France has blocked five websites accused of “condoning terrorism,” the interior ministry said on Monday, the first time the French new government has used its broad new security powers since the January Paris attacks.
The banning order was given to Internet service providers, who had 24 hours to take "all necessary measures to block the listing of these addresses" under the new rules.
One of the sites — al-Hayat Media Center — is accused of having links to the Islamic State in Iraq and the Levant (ISIL) armed group, the ministry said. The site islamic-news.info has also been blocked since the end of last week, broadcaster France24 reported. Users trying to reach the site find a message that reads, “You are being redirected to this official website since your computer was about to connect with a page that provokes terrorist acts or condones terrorism publicly.”
The new government powers were introduced as part of a package of security laws that were approved by parliament in November 2014 and took effect in February.
Critics argued that the latest measures could breach citizens' rights by bypassing the need for a judge to issue the banning orders. Octave Klaba, who founded the company that hosts Islamic-news.info, said in a message posted on Twitter that he wasn’t informed of the government’s action, and called the measure a “nuclear bomb,” according to France24.

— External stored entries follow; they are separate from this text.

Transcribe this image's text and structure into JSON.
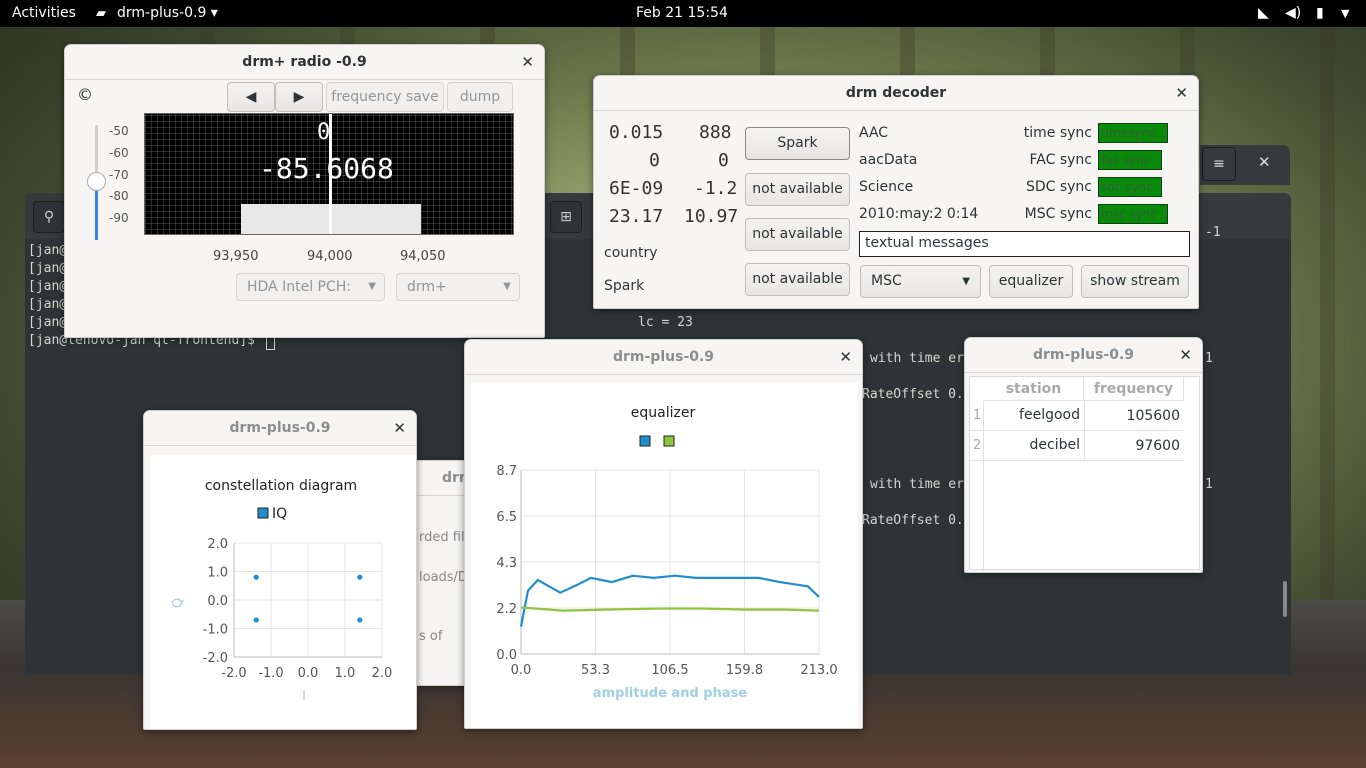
{
  "topbar": {
    "activities": "Activities",
    "app_menu": "drm-plus-0.9 ▾",
    "clock": "Feb 21  15:54"
  },
  "terminal": {
    "lines": [
      "[jan@",
      "[jan@",
      "[jan@",
      "[jan@",
      "[jan@"
    ],
    "prompt": "[jan@lenovo-jan qt-frontend]$ ",
    "mid_lines": [
      "lc = 23"
    ],
    "right_frag": [
      "-1",
      "with time er",
      "1",
      "RateOffset 0.",
      "with time er",
      "1",
      "RateOffset 0."
    ]
  },
  "radio": {
    "title": "drm+ radio -0.9",
    "copyright": "©",
    "prev": "◀",
    "next": "▶",
    "freq_save": "frequency save",
    "dump": "dump",
    "spectrum_value": "-85.6068",
    "spectrum_box": "0",
    "db_ticks": [
      "-50",
      "-60",
      "-70",
      "-80",
      "-90"
    ],
    "freq_ticks": [
      "93,950",
      "94,000",
      "94,050"
    ],
    "device": "HDA Intel PCH:",
    "mode": "drm+"
  },
  "decoder": {
    "title": "drm decoder",
    "left_values": [
      [
        "0.015",
        "888"
      ],
      [
        "0",
        "0"
      ],
      [
        "6E-09",
        "-1.2"
      ],
      [
        "23.17",
        "10.97"
      ]
    ],
    "country": "country",
    "spark": "Spark",
    "spark_btn": "Spark",
    "na1": "not available",
    "na2": "not available",
    "na3": "not available",
    "info": [
      "AAC",
      "aacData",
      "Science",
      "2010:may:2 0:14"
    ],
    "sync_labels": [
      "time sync",
      "FAC sync",
      "SDC sync",
      "MSC sync"
    ],
    "sync_values": [
      "timesync",
      "fac sync",
      "sdc sync",
      "msc sync"
    ],
    "textual": "textual messages",
    "msc": "MSC",
    "equalizer": "equalizer",
    "show_stream": "show stream"
  },
  "constellation": {
    "title": "drm-plus-0.9"
  },
  "behind": {
    "title": "drm",
    "lines": [
      "rded fil",
      "loads/D",
      "s of"
    ]
  },
  "eq_win": {
    "title": "drm-plus-0.9"
  },
  "stations": {
    "title": "drm-plus-0.9",
    "headers": [
      "station",
      "frequency"
    ],
    "rows": [
      {
        "n": "1",
        "station": "feelgood",
        "freq": "105600"
      },
      {
        "n": "2",
        "station": "decibel",
        "freq": "97600"
      }
    ]
  },
  "chart_data": [
    {
      "type": "scatter",
      "title": "constellation diagram",
      "legend": [
        "IQ"
      ],
      "xlabel": "I",
      "ylabel": "Q",
      "xlim": [
        -2,
        2
      ],
      "ylim": [
        -2,
        2
      ],
      "xticks": [
        "-2.0",
        "-1.0",
        "0.0",
        "1.0",
        "2.0"
      ],
      "yticks": [
        "2.0",
        "1.0",
        "0.0",
        "-1.0",
        "-2.0"
      ],
      "grid": true,
      "series": [
        {
          "name": "IQ",
          "color": "#1f8ed0",
          "points": [
            [
              -1.4,
              0.8
            ],
            [
              1.4,
              0.8
            ],
            [
              -1.4,
              -0.7
            ],
            [
              1.4,
              -0.7
            ]
          ]
        }
      ]
    },
    {
      "type": "line",
      "title": "equalizer",
      "xlabel": "amplitude and phase",
      "xlim": [
        0,
        213
      ],
      "ylim": [
        0,
        8.7
      ],
      "xticks": [
        "0.0",
        "53.3",
        "106.5",
        "159.8",
        "213.0"
      ],
      "yticks": [
        "8.7",
        "6.5",
        "4.3",
        "2.2",
        "0.0"
      ],
      "grid": true,
      "legend_position": "top",
      "series": [
        {
          "color": "#1f8ed0",
          "x": [
            0,
            5,
            12,
            20,
            28,
            38,
            50,
            65,
            80,
            95,
            110,
            125,
            140,
            155,
            170,
            185,
            195,
            205,
            213
          ],
          "y": [
            1.3,
            3.0,
            3.5,
            3.2,
            2.9,
            3.2,
            3.6,
            3.4,
            3.7,
            3.6,
            3.7,
            3.6,
            3.6,
            3.6,
            3.6,
            3.4,
            3.3,
            3.2,
            2.7
          ]
        },
        {
          "color": "#8cc63f",
          "x": [
            0,
            10,
            30,
            60,
            100,
            130,
            160,
            190,
            213
          ],
          "y": [
            2.2,
            2.15,
            2.05,
            2.1,
            2.15,
            2.15,
            2.1,
            2.1,
            2.05
          ]
        }
      ]
    }
  ]
}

Other powers include the right to stop people from leaving the country if they are suspected of trying to join armed groups such as ISIL, which controls large swaths of territory in Syria and Iraq. Six French citizens between the ages of 23 and 28 had their passports and identity cards confiscated in February for a period of six months under the measure. Interior Minister Bernard Cazeneuve said at the time that 40 more people were likely to be barred from traveling in the coming weeks.
Cazeneuve visited California last month to meet with major technology companies in a bid to improve information sharing between companies and governments about online recruiting networks. He was due to meet with Internet companies again in Paris in early April.
The French interior ministry has set up a warning system through which friends and family can alert authorities if they suspect that someone they know is being recruited to fight with ISIL or another armed group. Cazeneuve said last month that the ministry had received tips on more than 1,000 such cases, and that “several dozen” planned trips to Syria and Iraq had been prevented as a result of the new system.
Some 1,400 people living in France have either joined the wars in Syria and Iraq or are planning to do so, according to Prime Minister Manuel Valls.
"There have already been nearly 90 French people who have died out there with a weapon in their hands, fighting against our own values," Valls said in an interview on French television.